Old tech sounds preserved as part of a huge audio project

Play the sound of a typewriter to a child and they will hardly know what it is, what they hear. Play it for an older adult and they might crack a smile at some of the memories it immediately evokes. Likewise the sound of an old cassette recorder, rotary telephone or a Super 8 camera.

To preserve these and other sounds for generations to come, Stuart Fowkes built the Cities and Memory archive, with old tech sounds forming part of his growing database of recordings.

“We are now at a stage where the lifespan of sounds, as they arise and then disappear, is so much shorter than ever before,” Fowkes told BBC radio this week. “If you think about the ringtone, that was four or five years ago, it seems really archaic now.”

The British sound artist and field recordist notes that people who were around in the early days of the internet in the 1990s have a particular reaction when they hear a recording of a strange screeching, also known as a dial-up modem.

“There are certain sounds that evoke a certain memory and are very personal and I think it’s important to be able to collect the sounds together and be able to present them again because I think everyone who listens to the collection has their own will have its own particular reaction to it,” Fowkes told the BBC.

“Whether it’s a video game sound or the sound of a camera shutter that particularly appeals to them, maybe it takes them back to their childhood or a specific experience,” he added.

If you have a moment, be sure to check out the project’s archive of sounds and sound projects, which doesn’t just focus on obsolete or vanishing technology. For example, it also includes recordings that delve into cultures around the world, such as a geisha performance in Japan or traditional Khmer music from Cambodia.

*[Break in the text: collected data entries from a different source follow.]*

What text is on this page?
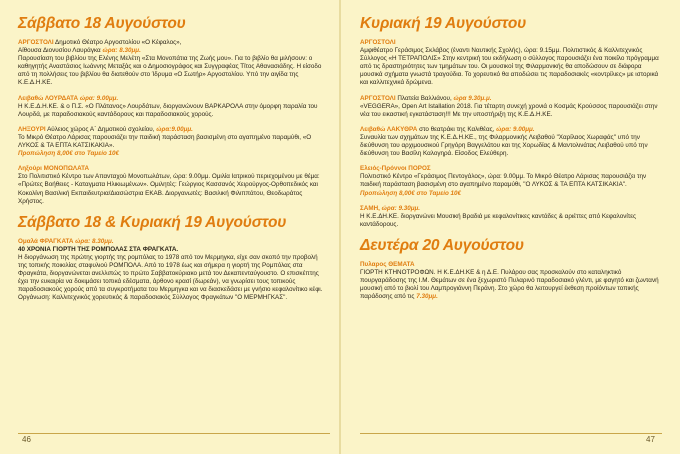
Σάββατο 18 Αυγούστου

ΑΡΓΟΣΤΟΛΙ Δημοτικό Θέατρο Αργοστολίου «Ο Κέφαλος»,

Αίθουσα Διονυσίου Λαυράγκα ώρα: 8.30μμ.

Παρουσίαση του βιβλίου της Ελένης Μελέτη «Στα Μονοπάτια της Ζωής μου». Για το βιβλίο θα μιλήσουν: ο καθηγητής Αναστάσιος Ιωάννης Μεταξάς και ο Δημοσιογράφος και Συγγραφέας Τίτος Αθανασιάδης. Η είσοδο από τη πολλήσεις του βιβλίου θα διατεθούν στο Ίδρυμα «Ο Σωτήρ» Αργοστολίου. Υπό την αιγίδα της Κ.Ε.Δ.Η.ΚΕ.

Λειβαθώ ΛΟΥΡΔΑΤΑ ώρα: 9.00μμ.

Η Κ.Ε.Δ.Η.ΚΕ. & ο Π.Σ. «Ο Πλάτανος» Λουρδάτων, διοργανώνουν ΒΑΡΚΑΡΟΛΑ στην όμορφη παραλία του Λουρδά, με παραδοσιακούς καντάδορους και παραδοσιακούς χορούς.

ΛΗΞΟΥΡΙ Αύλειος χώρος Α΄ Δημοτικού σχολείου, ώρα:9.00μμ.

Το Μικρό Θέατρο Λάρισας παρουσιάζει την παιδική παράσταση βασισμένη στο αγαπημένο παραμύθι, «Ο ΛΥΚΟΣ & ΤΑ ΕΠΤΑ ΚΑΤΣΙΚΑΚΙΑ».

Προπώληση 8,00€ στο Ταμείο 10€

Ληξούρι ΜΟΝΟΠΩΛΑΤΑ

Στο Πολιτιστικό Κέντρο των Απανταχού Μονοπωλάτων, ώρα: 9.00μμ. Ομιλία Ιατρικού περιεχομένου με θέμα: «Πρώτες Βοήθειες - Καταγματα Ηλικιωμένων». Ομιλητές: Γεώργιος Κασσανός Χειρούργος-Ορθοπεδικός και Κοκολίνη Βασιλική Εκπαιδευτρια/Διασώστρια ΕΚΑΒ. Διοργανωτές: Βασιλική Φιλιππάτου, Θεοδωράτος Χρήστος.

Σάββατο 18 & Κυριακή 19 Αυγούστου

Ομαλά ΦΡΑΓΚΑΤΑ ώρα: 8.30μμ.

40 ΧΡΟΝΙΑ ΓΙΟΡΤΗ ΤΗΣ ΡΟΜΠΟΛΑΣ ΣΤΑ ΦΡΑΓΚΑΤΑ.

Η διοργάνωση της πρώτης γιορτής της ρομπόλας το 1978 από τον Μερμηγκα, είχε σαν σκοπό την προβολή της τοπικής ποικιλίας σταφυλιού ΡΟΜΠΟΛΑ. Από το 1978 έως και σήμερα η γιορτή της Ρομπόλας στα Φραγκάτα, διοργανώνεται ανελλιπώς το πρώτο Σαββατοκύριακο μετά τον Δεκαπενταύγουστο. Ο επισκέπτης έχει την ευκαιρία να δοκιμάσει τοπικά εδέσματα, άρθονο κρασί (δωρεάν), να γνωρίσει τους τοπικούς παραδοσιακούς χορούς από τα συγκροτήματα του Μερμηγκα και να διασκεδάσει με γνήσιο κεφαλονίτικο κέφι. Οργάνωση: Καλλιτεχνικός χορευτικός & παραδοσιακός Σύλλογος Φραγκάτων "Ο ΜΕΡΜΗΓΚΑΣ".

Κυριακή 19 Αυγούστου

ΑΡΓΟΣΤΟΛΙ

Αμφιθέατρο Γεράσιμος Σκλάβος (έναντι Ναυτικής Σχολής), ώρα: 9.15μμ. Πολιτιστικός & Καλλιτεχνικός Σύλλογος «Η ΤΕΤΡΑΠΟΛΙΣ» Στην κεντρική του εκδήλωση ο σύλλογος παρουσιάζει ένα ποικίλο πρόγραμμα από τις δραστηριότητες των τμημάτων του. Οι μουσικοί της Φιλαρμονικής θα αποδώσουν σε διάφορα μουσικά σχήματα γνωστά τραγούδια. Το χορευτικό θα αποδώσει τις παραδοσιακές «κοντρίλιες» με ιστορικά και καλλιτεχνικά δρώμενα.

ΑΡΓΟΣΤΟΛΙ Πλατεία Βαλλιάνου, ώρα 9.30μ.μ.

«VEGGERA», Open Art Istallation 2018. Για τέταρτη συνεχή χρονιά ο Κοσμάς Κρούσσος παρουσιάζει στην νέα του εικαστική εγκατάσταση!!! Με την υποστήριξη της Κ.Ε.Δ.Η.ΚΕ.

Λειβαθώ ΛΑΚΥΘΡΑ στο θεατράκι της Καλιθέας, ώρα: 9.00μμ.

Συναυλία των σχημάτων της Κ.Ε.Δ.Η.ΚΕ., της Φιλαρμονικής Λειβαθού "Χαρίλαος Χωραφάς" υπό την διεύθυνση του αρχιμουσικού Γρηγόρη Βαγγελάτου και της Χορωδίας & Μαντολινάτας Λειβαθού υπό την διεύθυνση του Βασίλη Καλογηρά. Είσοδος Ελεύθερη.

Ελειός-Πρόννοι ΠΟΡΟΣ

Πολιτιστικό Κέντρο «Γεράσιμος Πεντογάλος», ώρα: 9.00μμ. Το Μικρό Θέατρο Λάρισας παρουσιάζει την παιδική παράσταση βασισμένη στο αγαπημένο παραμύθι, "Ο ΛΥΚΟΣ & ΤΑ ΕΠΤΑ ΚΑΤΣΙΚΑΚΙΑ".

Προπώληση 8,00€ στο Ταμείο 10€

ΣΑΜΗ, ώρα: 9.30μμ.

Η Κ.Ε.ΔΗ.ΚΕ. διοργανώνει Μουσική Βραδιά με κεφαλονίτικες καντάδες & αριέττες από Κεφαλονίτες καντάδορους.

Δευτέρα 20 Αυγούστου

Πυλαρος ΘΕΜΑΤΑ

ΓΙΟΡΤΗ ΚΤΗΝΟΤΡΟΦΩΝ. Η Κ.Ε.ΔΗ.ΚΕ & η Δ.Ε. Πυλάρου σας προσκαλούν στο καταληκτικό πουργαράδοσης της Ι.Μ. Θεμάτων σε ένα ξεχωριστό Πυλαρινό παραδοσιακό γλέντι, με φαγητό και ζωντανή μουσική από το βιολί του Λαμπρογιάννη Περάνη. Στο χώρο θα λειτουργεί έκθεση προϊόντων τοπικής παράδοσης από τις 7.30μμ.

46	47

Sounds of nature are also included, with some, like the recording of a glacier rupture, addressing issues such as climate change.

Fowkes also highlights how the ongoing project has become an inspiration for artists, with some creators using the source recordings to create musical compositions. You can search some of them on the project’s website for outdated sounds, which include audio from typewriters, telephones, cameras, slide projectors, and VCRs, among others.

You can listen to Fowkes’ interview via the BBC’s website. The segment begins at the 40 minute mark.